On Campus Event: Chris Emdin: “What it Takes To Be a Scientist: Employing Reality Pedagogy To Transform Schools and Society”, Thurs. 3/30 7PM

“What it Takes To Be a Scientist: Employing Reality Pedagogy To Transform Schools and Society”

March 30, 2017 | 7:00 PM – 9:00 PM | Visual Arts Center, Kresge Auditorium

Chris Emdin explores participation and engagement in STEM fields and the ways that the education culture tracks students out of success in these disciplines.
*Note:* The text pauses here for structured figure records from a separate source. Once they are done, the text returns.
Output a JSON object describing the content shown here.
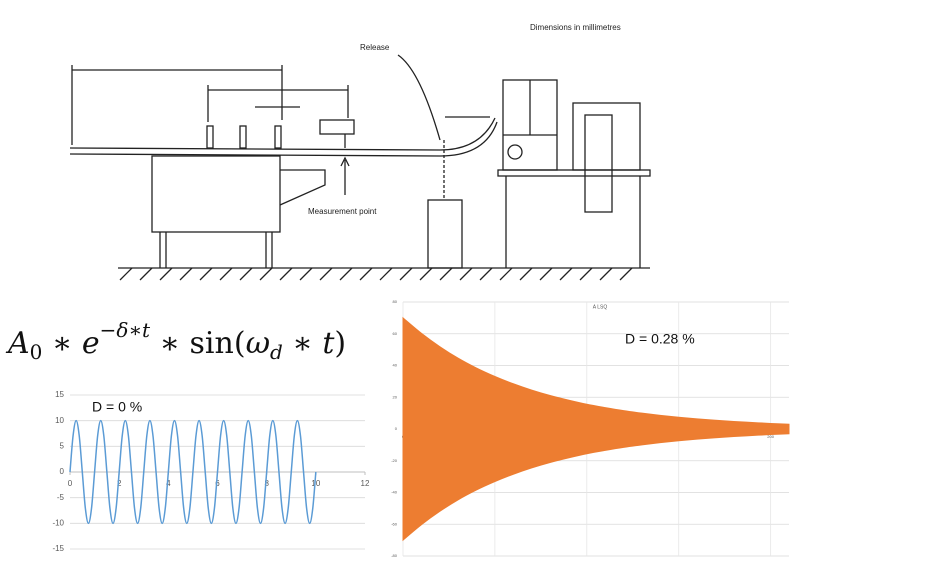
{
  "drawing": {
    "note": "Dimensions in millimetres",
    "release": "Release",
    "measurement": "Measurement point"
  },
  "formula": {
    "parts": [
      "A",
      "0",
      " ∗ ",
      "e",
      "−δ∗t",
      " ∗ sin(",
      "ω",
      "d",
      " ∗ ",
      "t",
      ")"
    ]
  },
  "chart_data": [
    {
      "type": "line",
      "annotation": "D = 0 %",
      "color": "#5b9bd5",
      "grid": true,
      "xlim": [
        0,
        12
      ],
      "xticks": [
        0,
        2,
        4,
        6,
        8,
        10,
        12
      ],
      "ylim": [
        -15,
        15
      ],
      "yticks": [
        -15,
        -10,
        -5,
        0,
        5,
        10,
        15
      ],
      "x": [
        0,
        0.125,
        0.25,
        0.375,
        0.5,
        0.625,
        0.75,
        0.875,
        1,
        1.125,
        1.25,
        1.375,
        1.5,
        1.625,
        1.75,
        1.875,
        2,
        2.125,
        2.25,
        2.375,
        2.5,
        2.625,
        2.75,
        2.875,
        3,
        3.125,
        3.25,
        3.375,
        3.5,
        3.625,
        3.75,
        3.875,
        4,
        4.125,
        4.25,
        4.375,
        4.5,
        4.625,
        4.75,
        4.875,
        5,
        5.125,
        5.25,
        5.375,
        5.5,
        5.625,
        5.75,
        5.875,
        6,
        6.125,
        6.25,
        6.375,
        6.5,
        6.625,
        6.75,
        6.875,
        7,
        7.125,
        7.25,
        7.375,
        7.5,
        7.625,
        7.75,
        7.875,
        8,
        8.125,
        8.25,
        8.375,
        8.5,
        8.625,
        8.75,
        8.875,
        9,
        9.125,
        9.25,
        9.375,
        9.5,
        9.625,
        9.75,
        9.875,
        10
      ],
      "values": [
        0,
        7.07,
        10,
        7.07,
        0,
        -7.07,
        -10,
        -7.07,
        0,
        7.07,
        10,
        7.07,
        0,
        -7.07,
        -10,
        -7.07,
        0,
        7.07,
        10,
        7.07,
        0,
        -7.07,
        -10,
        -7.07,
        0,
        7.07,
        10,
        7.07,
        0,
        -7.07,
        -10,
        -7.07,
        0,
        7.07,
        10,
        7.07,
        0,
        -7.07,
        -10,
        -7.07,
        0,
        7.07,
        10,
        7.07,
        0,
        -7.07,
        -10,
        -7.07,
        0,
        7.07,
        10,
        7.07,
        0,
        -7.07,
        -10,
        -7.07,
        0,
        7.07,
        10,
        7.07,
        0,
        -7.07,
        -10,
        -7.07,
        0,
        7.07,
        10,
        7.07,
        0,
        -7.07,
        -10,
        -7.07,
        0,
        7.07,
        10,
        7.07,
        0,
        -7.07,
        -10,
        -7.07,
        0
      ]
    },
    {
      "type": "band",
      "title": "A LSQ",
      "annotation": "D = 0.28 %",
      "color": "#ed7d31",
      "grid": true,
      "xlim": [
        0,
        210
      ],
      "xticks": [
        0,
        50,
        100,
        150,
        200
      ],
      "ylim": [
        -80,
        80
      ],
      "yticks": [
        -80,
        -60,
        -40,
        -20,
        0,
        20,
        40,
        60,
        80
      ],
      "x": [
        0,
        10,
        20,
        30,
        40,
        50,
        60,
        70,
        80,
        90,
        100,
        110,
        120,
        130,
        140,
        150,
        160,
        170,
        180,
        190,
        200,
        210
      ],
      "upper": [
        70,
        60.3,
        51.9,
        44.6,
        38.4,
        33.1,
        28.5,
        24.5,
        21.1,
        18.2,
        15.6,
        13.5,
        11.6,
        10,
        8.6,
        7.4,
        6.4,
        5.5,
        4.7,
        4.1,
        3.5,
        3
      ],
      "lower": [
        -70,
        -60.3,
        -51.9,
        -44.6,
        -38.4,
        -33.1,
        -28.5,
        -24.5,
        -21.1,
        -18.2,
        -15.6,
        -13.5,
        -11.6,
        -10,
        -8.6,
        -7.4,
        -6.4,
        -5.5,
        -4.7,
        -4.1,
        -3.5,
        -3
      ]
    }
  ]
}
He uncovers reasons for youth disinterest in school and the STEM disciplines and how we can look for new educational approaches that foster participation and engagement in STEM without sacrificing rigor and content.

To address these issues, Emdin developed ‘Reality Pedagogy’, an approach to teaching and learning that provides educators with seven practical tools for improving their practice. The tools of Reality Pedagogy are designed to support STEM educators across ANY discipline in becoming more effective in transforming their classroom, and are the pillars of Edmin’s newest book, For White Folks Who Teach In The Hood and the Rest of Y’all Too.
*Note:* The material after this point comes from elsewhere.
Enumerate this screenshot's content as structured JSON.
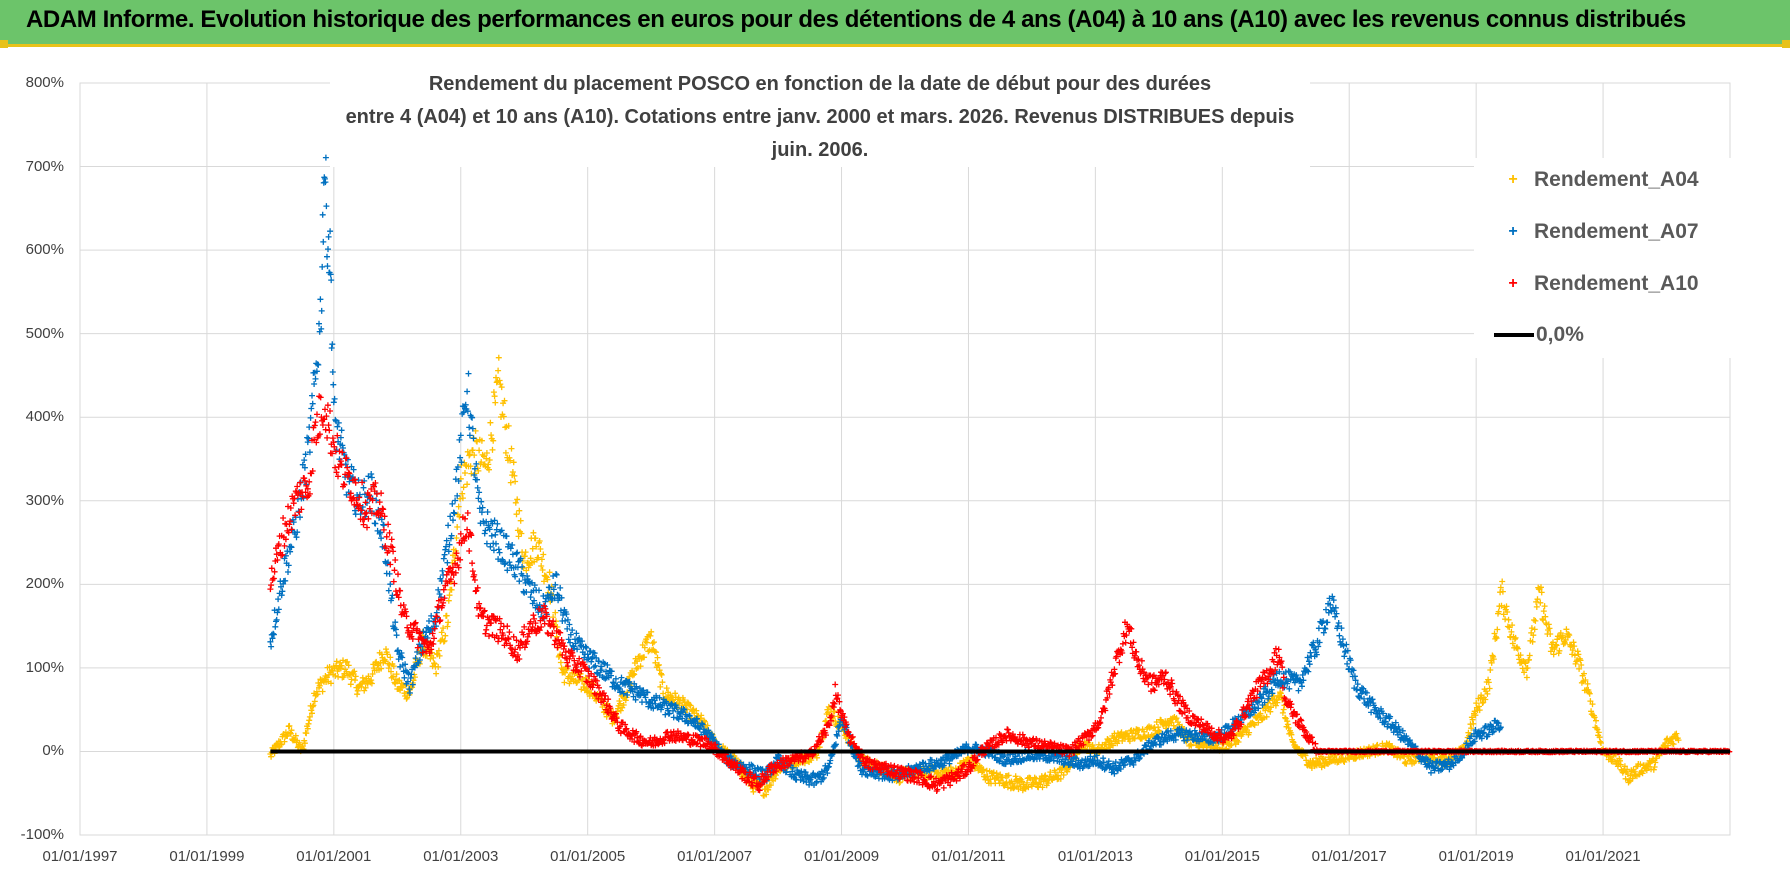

Emdin explores what it takes to be a scientist, how educators, parents, and the general public can hone those skills in youth, and why we have no choice but to re-focus on creating a new STEM generation.
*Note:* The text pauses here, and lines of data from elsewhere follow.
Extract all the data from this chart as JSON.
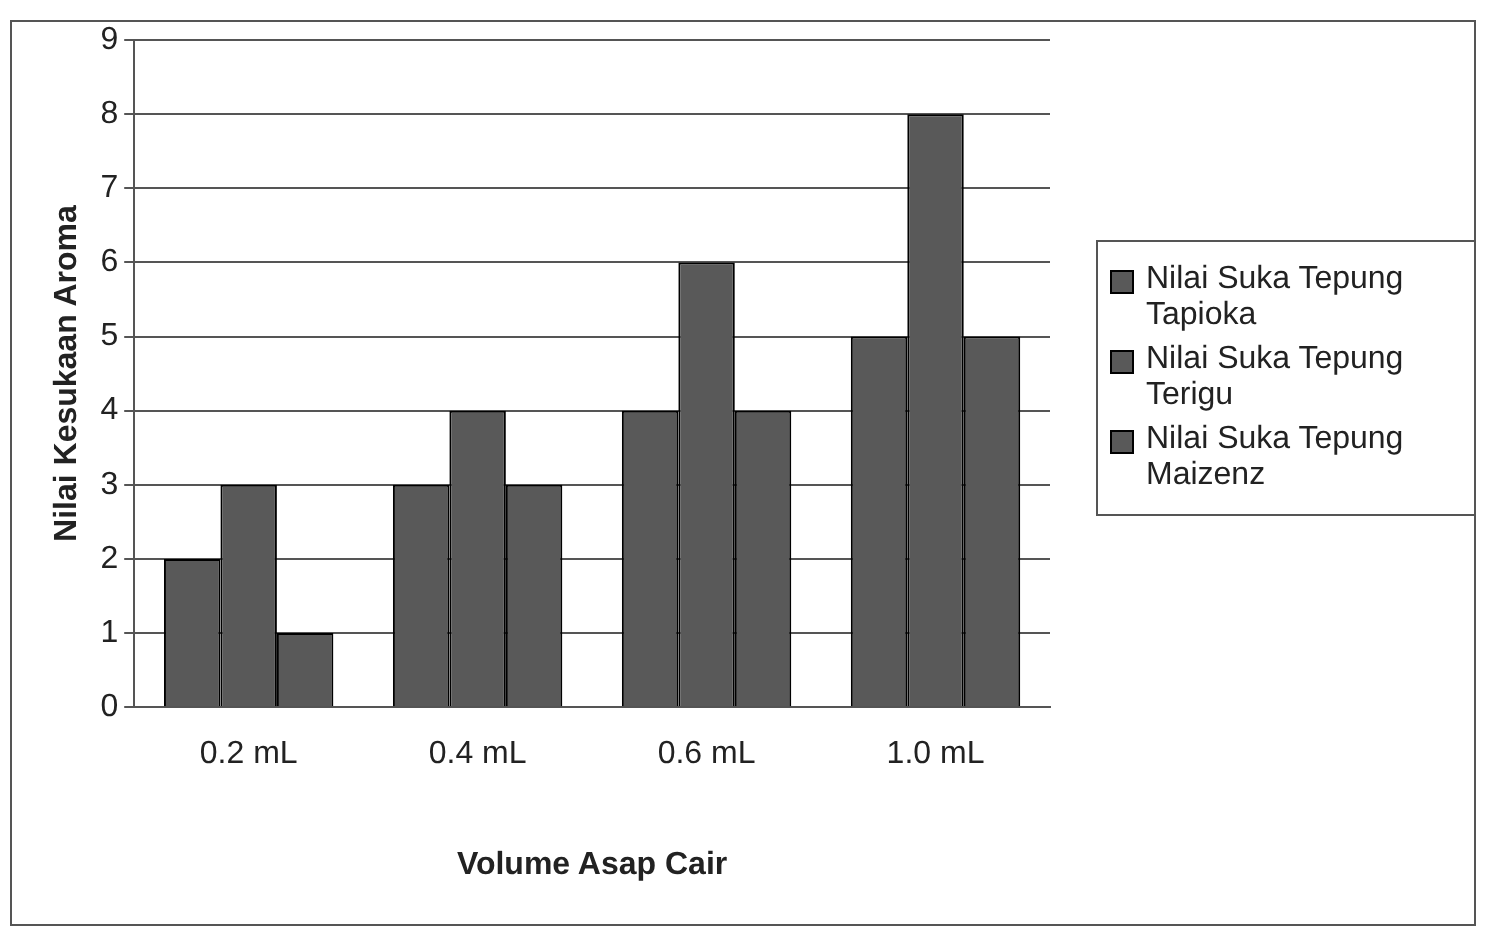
{
  "chart_data": {
    "type": "bar",
    "xlabel": "Volume Asap Cair",
    "ylabel": "Nilai Kesukaan Aroma",
    "categories": [
      "0.2 mL",
      "0.4 mL",
      "0.6 mL",
      "1.0 mL"
    ],
    "series": [
      {
        "name": "Nilai Suka Tepung Tapioka",
        "color": "#595959",
        "values": [
          2,
          3,
          4,
          5
        ]
      },
      {
        "name": "Nilai Suka Tepung Terigu",
        "color": "#595959",
        "values": [
          3,
          4,
          6,
          8
        ]
      },
      {
        "name": "Nilai Suka Tepung Maizenz",
        "color": "#595959",
        "values": [
          1,
          3,
          4,
          5
        ]
      }
    ],
    "ylim": [
      0,
      9
    ],
    "yticks": [
      0,
      1,
      2,
      3,
      4,
      5,
      6,
      7,
      8,
      9
    ],
    "grid": "y",
    "legend": "right"
  }
}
Emdin is an associate professor in the department of mathematics, science and technology at Teachers College, Columbia University, where he also serves as director of science education at the Center for Health Equity and Urban Science Education. He holds a PhD in urban education with a concentration in mathematics, science, and technology; master’™s degrees in both natural sciences and education administration, and bachelor’s degrees in physical anthropology, biology, and chemistry.

Sponsored by the Brodie Family Lecture Fund. Co-sponsored with the Center for Learning and Teaching, McKeen Center for the Common Good, Departments of Chemistry, Math, and Earth and Oceanographic Science, the Environmental Studies Program, and the Student Center for Multicultural Life.

Open to the public and free of charge.